Premiere Vision and London Textile Fair

Another way I have considered selling my work is through an agency. I believe that as an emerging designer, it would be useful to use an agent for a starting point; at the beginning it would be difficult to travel internationally to sell work. An agent would be able to take care of showing your work internationally, taking a percentage cut of the selling price. Additionally, another point I need to consider is that woven designs generally sell for £400.00 upwards. As my designs are currently made of silk, very colourful and intricate, it may be harder to sell them due to a smaller demand. But also, they would hold a higher price tag due to the length of time they would take to produce. I need to consider all of these factors and be able to produce a range of samples and diversify my portfolio in order to make the most profit from my work.

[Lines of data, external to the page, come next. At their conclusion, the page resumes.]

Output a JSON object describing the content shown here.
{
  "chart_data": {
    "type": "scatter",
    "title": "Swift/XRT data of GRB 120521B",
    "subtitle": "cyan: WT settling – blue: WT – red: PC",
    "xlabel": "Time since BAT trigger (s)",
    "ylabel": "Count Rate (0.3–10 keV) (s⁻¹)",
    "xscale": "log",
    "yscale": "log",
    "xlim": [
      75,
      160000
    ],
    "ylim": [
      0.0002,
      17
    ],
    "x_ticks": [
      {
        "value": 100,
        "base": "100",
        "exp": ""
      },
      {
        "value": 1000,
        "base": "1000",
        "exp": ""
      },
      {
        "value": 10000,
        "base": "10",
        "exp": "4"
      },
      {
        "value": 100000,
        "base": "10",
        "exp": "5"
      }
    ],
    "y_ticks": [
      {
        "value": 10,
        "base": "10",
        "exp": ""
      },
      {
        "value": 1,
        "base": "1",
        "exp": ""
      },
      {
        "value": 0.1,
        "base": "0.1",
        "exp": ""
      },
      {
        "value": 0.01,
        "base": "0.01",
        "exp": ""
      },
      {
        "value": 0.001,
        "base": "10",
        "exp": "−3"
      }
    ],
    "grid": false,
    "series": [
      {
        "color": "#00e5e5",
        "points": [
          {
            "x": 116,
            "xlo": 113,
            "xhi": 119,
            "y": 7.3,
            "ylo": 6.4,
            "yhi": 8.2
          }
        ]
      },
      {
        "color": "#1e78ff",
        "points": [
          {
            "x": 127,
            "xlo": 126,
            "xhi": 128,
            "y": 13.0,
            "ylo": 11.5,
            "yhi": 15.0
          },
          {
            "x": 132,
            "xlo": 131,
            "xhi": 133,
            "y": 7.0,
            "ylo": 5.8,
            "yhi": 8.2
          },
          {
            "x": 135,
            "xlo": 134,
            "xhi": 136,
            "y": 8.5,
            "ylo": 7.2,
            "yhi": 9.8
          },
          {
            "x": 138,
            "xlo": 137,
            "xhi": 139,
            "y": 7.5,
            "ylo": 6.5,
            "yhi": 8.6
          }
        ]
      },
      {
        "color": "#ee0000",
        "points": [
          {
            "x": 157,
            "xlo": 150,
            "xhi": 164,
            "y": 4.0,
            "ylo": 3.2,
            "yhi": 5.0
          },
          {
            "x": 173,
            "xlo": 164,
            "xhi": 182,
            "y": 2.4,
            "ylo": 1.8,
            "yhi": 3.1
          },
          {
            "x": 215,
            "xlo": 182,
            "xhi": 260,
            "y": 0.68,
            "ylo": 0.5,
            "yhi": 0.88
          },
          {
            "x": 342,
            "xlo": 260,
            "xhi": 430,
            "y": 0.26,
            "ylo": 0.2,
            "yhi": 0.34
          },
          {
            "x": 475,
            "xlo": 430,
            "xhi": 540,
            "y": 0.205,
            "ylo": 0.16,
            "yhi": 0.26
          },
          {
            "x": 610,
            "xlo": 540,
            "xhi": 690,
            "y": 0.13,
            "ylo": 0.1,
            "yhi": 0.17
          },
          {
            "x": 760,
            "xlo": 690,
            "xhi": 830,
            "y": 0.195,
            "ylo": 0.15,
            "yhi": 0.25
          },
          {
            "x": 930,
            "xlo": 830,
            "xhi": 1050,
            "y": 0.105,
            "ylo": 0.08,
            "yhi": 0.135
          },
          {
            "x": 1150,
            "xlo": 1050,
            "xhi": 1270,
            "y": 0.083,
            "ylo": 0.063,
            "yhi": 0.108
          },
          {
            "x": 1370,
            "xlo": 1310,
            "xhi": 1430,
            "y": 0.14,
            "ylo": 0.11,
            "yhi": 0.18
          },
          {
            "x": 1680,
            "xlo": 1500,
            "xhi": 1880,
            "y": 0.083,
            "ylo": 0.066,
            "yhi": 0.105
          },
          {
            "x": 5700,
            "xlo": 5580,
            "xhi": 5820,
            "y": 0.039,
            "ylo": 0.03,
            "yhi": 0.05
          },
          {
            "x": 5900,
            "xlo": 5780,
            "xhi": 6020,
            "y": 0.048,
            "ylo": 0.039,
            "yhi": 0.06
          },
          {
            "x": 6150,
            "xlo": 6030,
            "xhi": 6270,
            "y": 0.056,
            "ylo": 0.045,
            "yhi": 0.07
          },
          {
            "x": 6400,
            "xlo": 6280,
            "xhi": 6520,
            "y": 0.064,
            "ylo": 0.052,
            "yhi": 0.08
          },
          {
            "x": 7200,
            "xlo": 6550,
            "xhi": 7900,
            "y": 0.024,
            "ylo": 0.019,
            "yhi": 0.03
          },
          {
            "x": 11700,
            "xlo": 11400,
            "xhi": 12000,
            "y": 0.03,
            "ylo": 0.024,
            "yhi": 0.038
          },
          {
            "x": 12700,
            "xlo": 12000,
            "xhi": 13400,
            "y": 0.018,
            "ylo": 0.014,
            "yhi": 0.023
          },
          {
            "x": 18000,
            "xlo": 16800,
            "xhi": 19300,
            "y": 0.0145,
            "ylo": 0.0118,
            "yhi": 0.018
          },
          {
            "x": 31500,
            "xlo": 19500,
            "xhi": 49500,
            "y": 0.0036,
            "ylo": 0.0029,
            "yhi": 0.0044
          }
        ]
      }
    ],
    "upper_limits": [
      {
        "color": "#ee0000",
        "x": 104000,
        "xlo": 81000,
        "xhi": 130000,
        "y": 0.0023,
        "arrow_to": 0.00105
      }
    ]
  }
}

In order to show my work to the best of my ability, I have drawn upon elements from my two most exciting collections, ‘Silk Wovens’ or ‘Collection Two’ from the Practice unit, and my recent ‘Jewelled Couture’ collection. I intend to make 4 larger samples combining the metallic jewelled elements with the colourful chaos of my silk designs. I am altering the size of my samples to draw people in during New Designers and our MSA Degree Show. I have also begun designing business cards to display next to my work, and have started making an easily readable professional booklet to allow visitors/potential clients to look through my work quickly before looking through my portfolio.

Initial business card ideas. These need to be finalised, and when I have decided on my domain name I will put my website and my contact details on the front. 



Saturday, 2 May 2015

Building an Online Presence



Designing my online portfolio

After researching and analysing several emerging designers online portfolio’s, I finally chose the platform Squarespace to work with in order to build my own website. To decipher this, I looked mostly on the Texprint finalists’ page, and made a note of the websites I thought worked best and would be appropriate for my style of work; I then wrote down a list of the platforms they had used. I thought it would be most appropriate and helpful to concentrate on designers who were working towards a similar context to me.

Some of the websites I found to work the best, which gave me inspiration for my own online portfolio, were Christina Hesford’s, a graduate from last year, Maja Johansson’s and Georgia Fisher’s. After analysing them I considered what they had in common in order to resolve the layout I wanted my own portfolio to have. I felt that overall my own website would be best left simplistic, clean and professional in order to allow the work to speak for itself, as it is very bold and striking. 

http://www.majajohansson.com
http://www.christinahesford.com  
http://www.georgiafisher.co.uk
Analysing other websites to help design my own, Maja Johansson, Christina Hesford, and Georgia Fisher's were among my favourites. 
Working for a high-end target market, I feel that although an online presence is necessary and finding my work online is important, that if it were to be made too available, it would loose its status as high-end work.  I originally considered using Twitter and Facebook as a platform to showcase my work, but after contemplation I decided against it; I didn’t feel it necessary for my style of working. I feel that Facebook is easily reachable for too many people. Instead, designers can work on Instagram by showing only snippets of samples and tagging things that they are interested in; through these common interests, it is then easy to make connections and network without giving too much away. This way of working is much more appealing to me and so overall, I believe that having a well-presented online portfolio, combined with the help of a strong LinkedIn profile and a designer’s page on Instagram is enough for the nature of my work. In summary, I feel that high-end work shouldn’t be easily available for everyone; it has to remain high end and not easily copied.

My website; work in progress but almost finished.